As this JSR is a natural extension of the JMX specification, the proposed package name is the one used by JMX, i.e.: javax.management

NOTE that this information has been updated from this original request.

2.7 Does the proposed specification have any dependencies on specific operating systems, CPUs, or I/O devices that you know of?

None

2.8 Are there any security issues that cannot be addressed by the current security model?

None

2.9 Are there any internationalization or localization issues?

None

2.10 Are there any existing specifications that might be rendered obsolete, deprecated, or in need of revision as a result of this work?

None. This specification extends the JMX 1.0 specification.

NOTE that this information has been updated from this original request.

2.11 Please describe the anticipated schedule for the development of this specification.

Initiation: November 2001
Community Review: May 2002
Public Review: June 2002
Proposed Final Draft: July 2002
Reference Implementation: August 2002
Technology Compatibility Kit: August 2002
Final Draft: August 2002

NOTE that this information has been updated from this original request.

2.12 Please describe the anticipated working model for the Expert Group working on developing this specification.
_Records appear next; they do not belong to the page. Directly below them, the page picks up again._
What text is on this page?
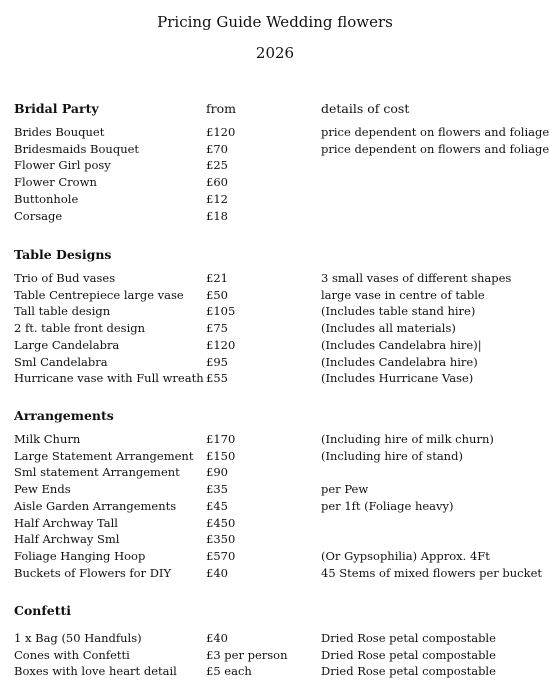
Pricing Guide Wedding flowers
2026
from	details of cost
Bridal Party
Brides Bouquet	£120	price dependent on flowers and foliage
Bridesmaids Bouquet	£70	price dependent on flowers and foliage
Flower Girl posy	£25
Flower Crown	£60
Buttonhole	£12
Corsage	£18
Table Designs
Trio of Bud vases	£21	3 small vases of different shapes
Table Centrepiece large vase £50	large vase in centre of table
Tall table design	£105	(Includes table stand hire)
2 ft. table front design	£75	(Includes all materials)
Large Candelabra	£120	(Includes Candelabra hire)|
Sml Candelabra	£95	(Includes Candelabra hire)
Hurricane vase with Full wreath £55	(Includes Hurricane Vase)
Arrangements
Milk Churn	£170	(Including hire of milk churn)
Large Statement Arrangement £150	(Including hire of stand)
Sml statement Arrangement £90
Pew Ends	£35	per Pew
Aisle Garden Arrangements	£45	per 1ft (Foliage heavy)
Half Archway Tall	£450
Half Archway Sml	£350
Foliage Hanging Hoop	£570	(Or Gypsophilia) Approx. 4Ft
Buckets of Flowers for DIY	£40	45 Stems of mixed flowers per bucket
Confetti
1 x Bag (50 Handfuls)	£40	Dried Rose petal compostable
Cones with Confetti	£3 per person	Dried Rose petal compostable
Boxes with love heart detail	£5 each	Dried Rose petal compostable
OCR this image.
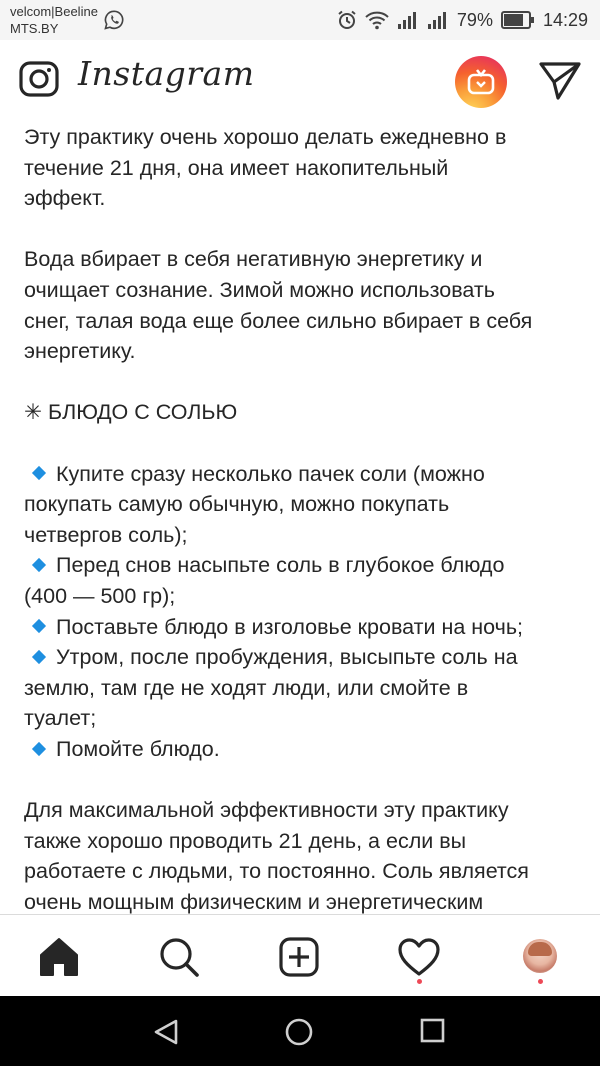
velcom|Beeline
MTS.BY	79%	14:29
Instagram

Эту практику очень хорошо делать ежедневно в
течение 21 дня, она имеет накопительный
эффект.

Вода вбирает в себя негативную энергетику и
очищает сознание. Зимой можно использовать
снег, талая вода еще более сильно вбирает в себя
энергетику.

✳ БЛЮДО С СОЛЬЮ

Купите сразу несколько пачек соли (можно
покупать самую обычную, можно покупать
четвергов соль);
Перед снов насыпьте соль в глубокое блюдо
(400 — 500 гр);
Поставьте блюдо в изголовье кровати на ночь;
Утром, после пробуждения, высыпьте соль на
землю, там где не ходят люди, или смойте в
туалет;
Помойте блюдо.

Для максимальной эффективности эту практику
также хорошо проводить 21 день, а если вы
работаете с людьми, то постоянно. Соль является
очень мощным физическим и энергетическим
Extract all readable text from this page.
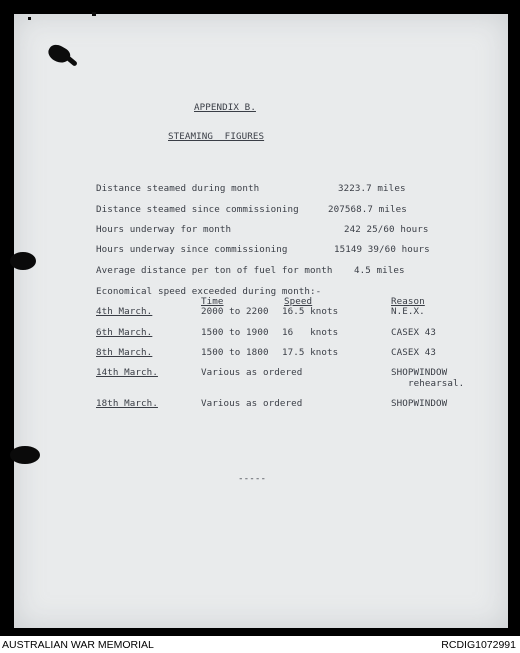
APPENDIX B.
STEAMING FIGURES
Distance steamed during month	3223.7 miles
Distance steamed since commissioning	207568.7 miles
Hours underway for month	242 25/60 hours
Hours underway since commissioning	15149 39/60 hours
Average distance per ton of fuel for month 4.5 miles
Economical speed exceeded during month:-
Time	Speed	Reason
4th March.	2000 to 2200 16.5 knots	N.E.X.
6th March.	1500 to 1900 16   knots	CASEX 43
8th March.	1500 to 1800 17.5 knots	CASEX 43
14th March.	Various as ordered	SHOPWINDOW
rehearsal.
18th March.	Various as ordered	SHOPWINDOW
-----
AUSTRALIAN WAR MEMORIAL	RCDIG1072991
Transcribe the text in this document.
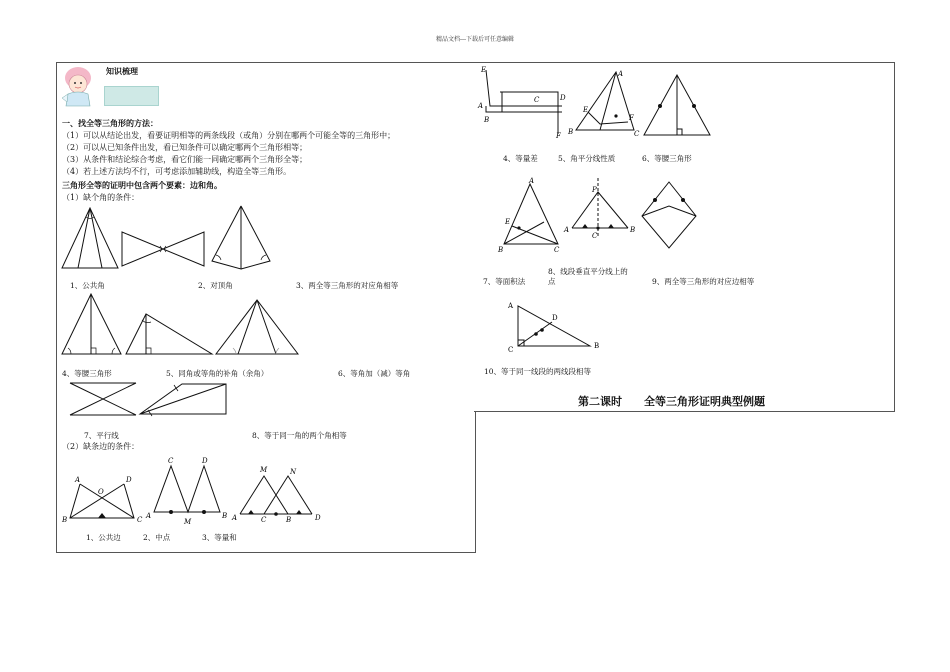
精品文档---下载后可任意编辑
知识梳理
一、找全等三角形的方法：
（1）可以从结论出发，看要证明相等的两条线段（或角）分别在哪两个可能全等的三角形中；
（2）可以从已知条件出发，看已知条件可以确定哪两个三角形相等；
（3）从条件和结论综合考虑，看它们能一同确定哪两个三角形全等；
（4）若上述方法均不行，可考虑添加辅助线，构造全等三角形。
三角形全等的证明中包含两个要素：边和角。
（1）缺个角的条件：
1、公共角	2、对顶角	3、两全等三角形的对应角相等
4、等腰三角形	5、同角或等角的补角（余角）	6、等角加（减）等角
7、平行线	8、等于同一角的两个角相等
（2）缺条边的条件：
A
O
D
B	C
C	D
A
M
B
M	N
A	C	B	D
1、公共边	2、中点	3、等量和
E
A
B
C	D
F
A
E
F
B	C
4、等量差	5、角平分线性质	6、等腰三角形
A
E
B	C
P
A
C
B
7、等面积法
8、线段垂直平分线上的
点	9、两全等三角形的对应边相等
A
D
C	B
10、等于同一线段的两线段相等
第二课时　　全等三角形证明典型例题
Primary form of collaboration will be via email and augmented by scheduled conference calls.
A kick-off face-to-face meeting will occur in January. Some other face-to-face meetings will be planned at that time to ensure continuous efforts and involvement. The planning is aggressive in order to enforce a JMX specification addressing both client and server sides for mid-2002.

NOTE that this information has been updated from this original request.



Section 3: Contributions

3.1 Please list any existing documents, specifications, or implementations that describe the technology. Please include links to the documents if they are publicly available.

Documents describing JMX can be found at:
http://java.sun.com/products/JavaManagement/
Documents describing JavaBeans can be found at:
http://java.sun.com/products/javabeans/

3.2 Explanation of how these items might be used as a starting point for the work.

The JMX 1.0 specification has already defined some basis for the client side.